The Gospel reading further expands the parameters of divine pathos. If in the Old Testament, we see glimpses of the magnanimity with which God acts against the background of primitive human morality, his self-disclosure in Jesus is even more decisive and groundbreaking. Here in his humanity, God breaks our narrow confines and stereotypes. He challenges the status quo that favours the privileged and calls us to a new way of seeing, judging and acting in respect of the marginalised and the vulnerable.
The Parable of the Lost Sheep and the Lost Coin is essentially about counting. In The Sound of Music, Maria the nun-nanny often counts the number of the von Trapp children after a day out to ensure that everyone is accounted for. The parable that Jesus tells today carries a similar message. In God’s maternal love, he does not rest until everyone has been accounted for.
Pope Francis has put this message at the centre of his agenda. The Church for him is not a museum for saints or an enclosure for the virtuous but a field hospital for the wounded. It is this radical embrace of the vulnerable that is so powerfully shown by him at places like refugee camps, prisons, slumps and hospitals. It is this unashamed solidarity with people at the margins, that made him the object of criticism even inside the Church.

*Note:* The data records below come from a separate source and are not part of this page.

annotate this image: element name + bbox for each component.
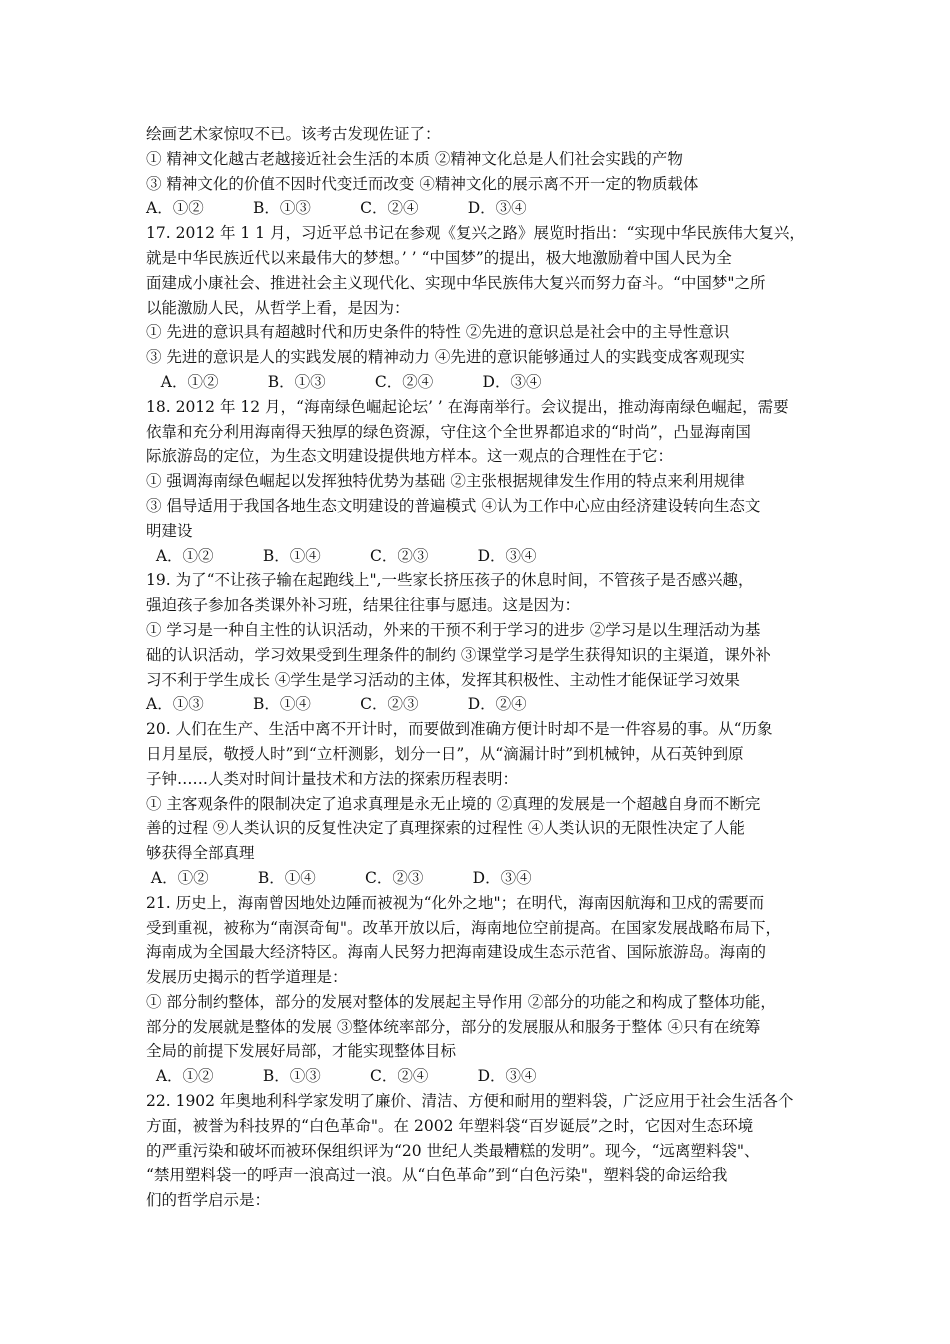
text-line: 发展历史揭示的哲学道理是： [146,968,348,987]
text-line: 的严重污染和破坏而被环保组织评为“20 世纪人类最糟糕的发明”。现今，“远离塑料袋"、 [146,1141,760,1160]
text-line: 19. 为了“不让孩子输在起跑线上",一些家长挤压孩子的休息时间，不管孩子是否感兴趣， [146,571,754,590]
text-line: ① 学习是一种自主性的认识活动，外来的干预不利于学习的进步 ②学习是以生理活动为基 [146,620,761,639]
text-line: 子钟……人类对时间计量技术和方法的探索历程表明： [146,769,519,788]
text-line: 海南成为全国最大经济特区。海南人民努力把海南建设成生态示范省、国际旅游岛。海南的 [146,943,767,962]
text-line: 强迫孩子参加各类课外补习班，结果往往事与愿违。这是因为： [146,596,581,615]
text-line: 21. 历史上，海南曾因地处边陲而被视为“化外之地"；在明代，海南因航海和卫戍的需要而 [146,893,765,912]
answer-options-line: A．①② B．①③ C．②④ D．③④ [146,199,527,218]
answer-options-line: A．①② B．①③ C．②④ D．③④ [146,372,542,391]
text-line: 够获得全部真理 [146,844,255,863]
answer-options-line: A．①② B．①④ C．②③ D．③④ [146,546,537,565]
text-line: 就是中华民族近代以来最伟大的梦想。’ ’ “中国梦”的提出，极大地激励着中国人民为全 [146,248,732,267]
text-line: 们的哲学启示是： [146,1191,271,1210]
text-line: 以能激励人民，从哲学上看，是因为： [146,298,410,317]
document-page [146,122,816,1213]
text-line: 部分的发展就是整体的发展 ③整体统率部分，部分的发展服从和服务于整体 ④只有在统筹 [146,1017,761,1036]
text-line: 础的认识活动，学习效果受到生理条件的制约 ③课堂学习是学生获得知识的主渠道，课外补 [146,645,771,664]
text-line: “禁用塑料袋一的呼声一浪高过一浪。从“白色革命”到“白色污染"，塑料袋的命运给我 [146,1166,728,1185]
text-line: 17. 2012 年 1 1 月，习近平总书记在参观《复兴之路》展览时指出：“实现中华民族伟大复兴， [146,224,805,243]
text-line: 依靠和充分利用海南得天独厚的绿色资源，守住这个全世界都追求的“时尚”，凸显海南国 [146,422,751,441]
text-line: 日月星辰，敬授人时”到“立杆测影，划分一日”，从“滴漏计时”到机械钟，从石英钟到原 [146,744,744,763]
answer-options-line: A．①③ B．①④ C．②③ D．②④ [146,695,527,714]
text-line: ① 精神文化越古老越接近社会生活的本质 ②精神文化总是人们社会实践的产物 [146,149,683,168]
answer-options-line: A．①② B．①③ C．②④ D．③④ [146,1067,537,1086]
text-line: 习不利于学生成长 ④学生是学习活动的主体，发挥其积极性、主动性才能保证学习效果 [146,670,740,689]
text-line: 22. 1902 年奥地利科学家发明了廉价、清洁、方便和耐用的塑料袋，广泛应用于社会生活各个 [146,1092,794,1111]
text-line: ① 强调海南绿色崛起以发挥独特优势为基础 ②主张根据规律发生作用的特点来利用规律 [146,472,745,491]
text-line: 全局的前提下发展好局部，才能实现整体目标 [146,1042,457,1061]
text-line: ① 部分制约整体，部分的发展对整体的发展起主导作用 ②部分的功能之和构成了整体功能， [146,992,776,1011]
text-line: 际旅游岛的定位，为生态文明建设提供地方样本。这一观点的合理性在于它： [146,447,674,466]
text-line: ① 主客观条件的限制决定了追求真理是永无止境的 ②真理的发展是一个超越自身而不断完 [146,794,761,813]
text-line: 明建设 [146,521,193,540]
text-line: ③ 精神文化的价值不因时代变迁而改变 ④精神文化的展示离不开一定的物质载体 [146,174,699,193]
text-line: 善的过程 ⑨人类认识的反复性决定了真理探索的过程性 ④人类认识的无限性决定了人能 [146,819,745,838]
text-line: ① 先进的意识具有超越时代和历史条件的特性 ②先进的意识总是社会中的主导性意识 [146,323,730,342]
text-line: 面建成小康社会、推进社会主义现代化、实现中华民族伟大复兴而努力奋斗。“中国梦"之所 [146,273,766,292]
answer-options-line: A．①② B．①④ C．②③ D．③④ [146,868,532,887]
text-line: ③ 先进的意识是人的实践发展的精神动力 ④先进的意识能够通过人的实践变成客观现实 [146,348,745,367]
text-line: 18. 2012 年 12 月，“海南绿色崛起论坛’ ’ 在海南举行。会议提出，推动海南绿色崛起，需要 [146,397,789,416]
text-line: 20. 人们在生产、生活中离不开计时，而要做到准确方便计时却不是一件容易的事。从“历象 [146,720,773,739]
text-line: ③ 倡导适用于我国各地生态文明建设的普遍模式 ④认为工作中心应由经济建设转向生态文 [146,496,761,515]
text-line: 绘画艺术家惊叹不已。该考古发现佐证了： [146,125,441,143]
text-line: 方面，被誉为科技界的“白色革命"。在 2002 年塑料袋“百岁诞辰”之时，它因对生态环境 [146,1116,754,1135]
text-line: 受到重视，被称为“南溟奇甸"。改革开放以后，海南地位空前提高。在国家发展战略布局下， [146,918,782,937]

Jesus, too, was criticised for welcoming tax collectors and sinners. Perhaps that is the cost of love we must not shy from. We are called to practice an ethic of concern, care, support for one another so no one is excluded from the table or left behind; we are challenged to be a community of hospitality, compassion and inclusion, which is an alternative to the populist politics of individual prosperity, security and self-interest at the expense of the poor and those on Struggle Street.
The world operates out of merit based system that disadvantages the needy and discards the outsiders. God calls us to be people who care for the vulnerable and the common good. The Kingdom ethic of Jesus prods at our sense of entitlement and challenges the harsh calculus of our political system.
Let us live by this Kingdom ethic and put into action a new paradigm of shared humanity, equality, inclusion and human flourishing. May we as the body of Christ learn to be the conduit of mercy, the sign of hope and the voice of conscience for our society.